Adesso il trattato dovrà essere ratificato definitivamente dai singoli parlamenti nazionali, tranne in Irlanda dove si terrà un referendum, per poi entrare in vigore nel 2009, in coincidenza con le elezioni del Parlamento europeo e la nomina del nuovo esecutivo comunitario.

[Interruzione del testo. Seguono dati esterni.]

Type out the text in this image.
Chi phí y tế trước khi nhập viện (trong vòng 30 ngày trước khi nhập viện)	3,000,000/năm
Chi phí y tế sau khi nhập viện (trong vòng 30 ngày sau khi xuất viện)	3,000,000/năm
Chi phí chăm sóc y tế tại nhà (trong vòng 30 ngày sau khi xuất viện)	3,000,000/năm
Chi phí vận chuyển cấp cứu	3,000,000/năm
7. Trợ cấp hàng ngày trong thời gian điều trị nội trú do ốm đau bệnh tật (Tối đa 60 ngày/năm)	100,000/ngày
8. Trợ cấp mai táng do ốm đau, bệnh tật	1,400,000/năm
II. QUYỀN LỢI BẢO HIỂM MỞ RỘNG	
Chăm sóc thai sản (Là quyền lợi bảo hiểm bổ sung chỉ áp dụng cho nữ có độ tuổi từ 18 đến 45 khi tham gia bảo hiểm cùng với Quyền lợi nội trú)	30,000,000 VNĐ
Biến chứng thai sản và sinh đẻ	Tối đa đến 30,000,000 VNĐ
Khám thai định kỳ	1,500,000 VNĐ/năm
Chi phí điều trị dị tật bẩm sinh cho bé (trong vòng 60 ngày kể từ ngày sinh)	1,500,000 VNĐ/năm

Le novità che porta il trattato europeo è la nascita del Presidente del Consiglio Europeo, eletto per due anni e mezzo, che sostituisce la presidenza di turno a rotazione semestrale, oggi assegnata al permier del Paese in carica, e la nascita dell’Alto rappresentate dell’Unione per la politica estera e di sicurezza comune, con il doppio ruolo di vicepresidente della Commissione europea. Questa nuova figura, che nella bozza costituzionale era il "ministro degli Esteri dell’Ue", sostuisce la posizione oggi ricoperta da Javier Solana come Alto rappresentante per la politica estera, espressione solamente del Consiglio europeo, e del commissario Ue per le Relazioni esterne, oggi Benita Ferrero-Waldner.
E' stato inoltre rafforzato il ruolo del Parlamento europeo, che avrà più potere in materia di bilancio dell’Ue e di accordi internazionali; viene anche estesa a quasi tutte le materie, comprese quelle riguradanti la giustizia, la sicurezza e l’immigrazione, la procedura di co-decisione, in base alla quale l’Assemblea di Strasburgo ha una posizione di parità rispetto al Consiglio. Viene altresì potenziato il ruolo dei parlamenti nazionali che potranno obbligare la Commissione a riesaminare ogni progetto e a dover motivare l’eventuale rifiuto di tener conto delle critiche.
Nasce inoltre il diritto di recesso, ossia da oggi, e per la prima volta in un trattato europeo, si riconosce agli Stati membri il diritto di recedere dall'Unione, anche se le condizioni devono essere negoziate con gli altri Paesi, inoltre l'Unione Europea, avrà personalità giuridica, potendo garantire così un maggiore potere negoziale in ambito internazionale.